12 replies on 7 things you can do with the existing tasks from Task Scheduler

  1. mlrodvog says:

    This is WORTHLESS! It claims:
    Navigate through the folders of the ‘Task Scheduler Library’ to find the task that you want to run

    I created one and it’s not visible.
    I tried to create it again and I’m told it’s already created.


    • Ciprian Adrian Rusen says:

      Simply click on the Task Scheduler Library, found in the left pane. There you should have a list of tasks, each having a column called Author – showing the user who created it.

      If the task you created is not there, then browse through the other folders found under the Task Scheduler Library.

      Be patient and look carefully. If the task was created without errors, it will be there, somewhere.

  2. Corina says:

    I did the same thing. Looked through every folder.
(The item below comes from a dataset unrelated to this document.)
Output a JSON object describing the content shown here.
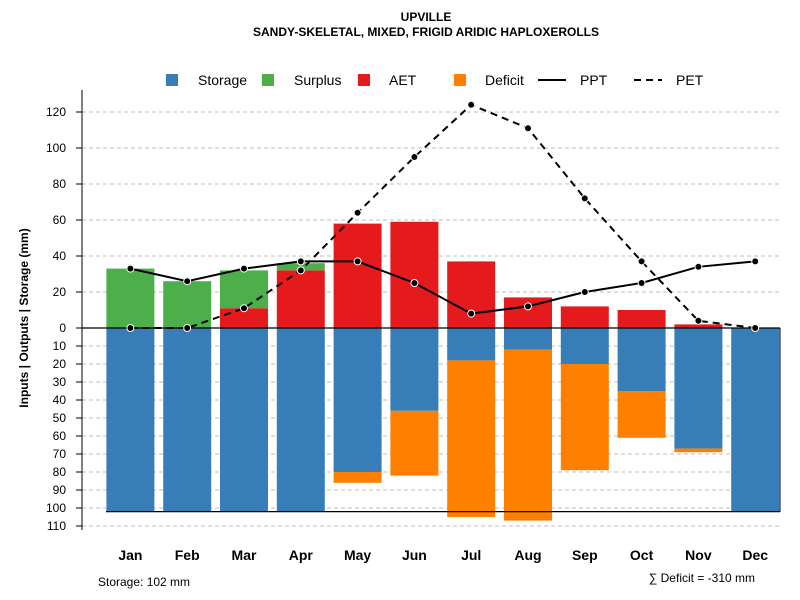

The new tasks are in the very first folder in the Task Scheduler library (but you have to click on it to see the tasks you created.)

  3. Wayne Tabor says:

    I had the same issue reported by the others. The key issue here is where people are looking for the task. The Task Scheduler Library item is shown on the left pane. However when you select it, what you need to be looking for is the task list shown in the SECOND pane, upper sub-section. What makes this more confusing is that I and other people want to treat the first pane like the normal Windows File browser by clicking the arrow to expand Task Scheduler Library. At that point you only see other Folders such as Games, Microsoft, WMD, etc. You don’t see any actual tasks (like your self-created ones) in there. But again, the focus needs to be on the SECOND pane after selecting Task Scheduler Library in the first pane.

  4. BoogieWoogie says:

    f***, Microsoft’s UI design for this feature is just appalling. The more features they add, the worse it gets…
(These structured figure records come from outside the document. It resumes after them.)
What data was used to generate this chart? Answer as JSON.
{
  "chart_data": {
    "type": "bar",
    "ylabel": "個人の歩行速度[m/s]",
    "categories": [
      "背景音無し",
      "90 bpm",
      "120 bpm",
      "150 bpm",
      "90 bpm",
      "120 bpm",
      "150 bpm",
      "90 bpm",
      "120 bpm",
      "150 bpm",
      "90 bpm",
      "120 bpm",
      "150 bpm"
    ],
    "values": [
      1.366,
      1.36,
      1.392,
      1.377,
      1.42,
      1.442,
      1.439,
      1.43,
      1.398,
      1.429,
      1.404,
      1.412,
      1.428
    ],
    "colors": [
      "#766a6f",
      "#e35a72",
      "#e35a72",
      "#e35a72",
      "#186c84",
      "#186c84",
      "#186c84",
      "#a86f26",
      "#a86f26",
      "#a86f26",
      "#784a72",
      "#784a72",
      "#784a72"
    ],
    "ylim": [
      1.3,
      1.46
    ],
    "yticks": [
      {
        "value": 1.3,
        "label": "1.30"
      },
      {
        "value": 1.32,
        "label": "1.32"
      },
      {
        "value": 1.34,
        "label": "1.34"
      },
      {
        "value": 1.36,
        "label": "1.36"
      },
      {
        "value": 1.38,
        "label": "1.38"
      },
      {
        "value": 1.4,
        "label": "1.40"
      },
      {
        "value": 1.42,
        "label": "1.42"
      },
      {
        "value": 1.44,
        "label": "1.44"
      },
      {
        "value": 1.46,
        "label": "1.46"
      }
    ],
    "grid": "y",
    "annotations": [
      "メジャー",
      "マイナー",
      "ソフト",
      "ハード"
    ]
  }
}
    Initially, you can see the tasks you created, in the Task Status pane, but you cannot edit them from that view.

    So everyone manually searches through every one of the dozens of nodes and hundreds of tasks, to find their tasks, so they can edit them.

  5. Chule says:

    Found my task only by going to C:WindowsSystem32Tasks on Windows 7-64bit. Somehow this would not show up in the GUI tree. My task’s trigger was “Startup” so maybe that is a special case? What a pain!

  6. Nazar says:

    I had the same issue. Looked in every folder for my task in the left panel. Then pushed refresh button at the right panel and fortunately my task appeared in middle area.

  7. Eriksto909 says:

    Microsoft should be working not on ugly metro crap features but improving outdated looking/functioning programs such as task scheduler for those of us that dig deeper into the OS. Don’t forget about us. Lets redesign it for Windows 10!

  8. Edward L Muniz says:

    Interested to know what happens if I disable a task that is running. I would like to keep the task from running on the next boot and would not like to stop the running task in the current session. Does disabling the task, if its status is “running,” end the task for the current session?

  9. Charlie B says:

    Very helpful and well documented. Thank you for providing this information and explaining it detail.

  10. DCUSR says:

    I’ve navigated to the right part f the Task Scheduler without incident and changed the times the Update Orchestrator should run so that it won’t wake the machine in the middle of the night. But the changes can’t be saved, because SECURITY_LOCAL_SYSTEM_RID aka ‘User’ S-1-5-18 demands a password. I’ve called Microsoft about this and the ‘escalated’ support technician had no idea what I was talking about and blamed me for not having that password. Here’s what a responant on another forum discussion about this problem says: “S-1-5-18 is SECURITY_LOCAL_SYSTEM_RID (A special account used by the operating system) – see Well-known SIDs (Windows) It doesn’t have a password.

    The C:WindowsSystem32TasksMicrosoftWindowsUpdateOrchestratorReboot object (on my PC) is owned by Administrators group with LOCAL SERVICE and Administrators having Read/Execute authority and SYSTEM having full control. You should be able to (and I can) change it if you are part of the Administrators group. You don’t need the built in Administrator.”
    Well on my machine it DOES have a password, and changing user permissions to provide full control over Task Scheduler to the administrator accounts was blocked by the system.
    So no changes possible to Update Orchestrator or any other task in Task Scheduler!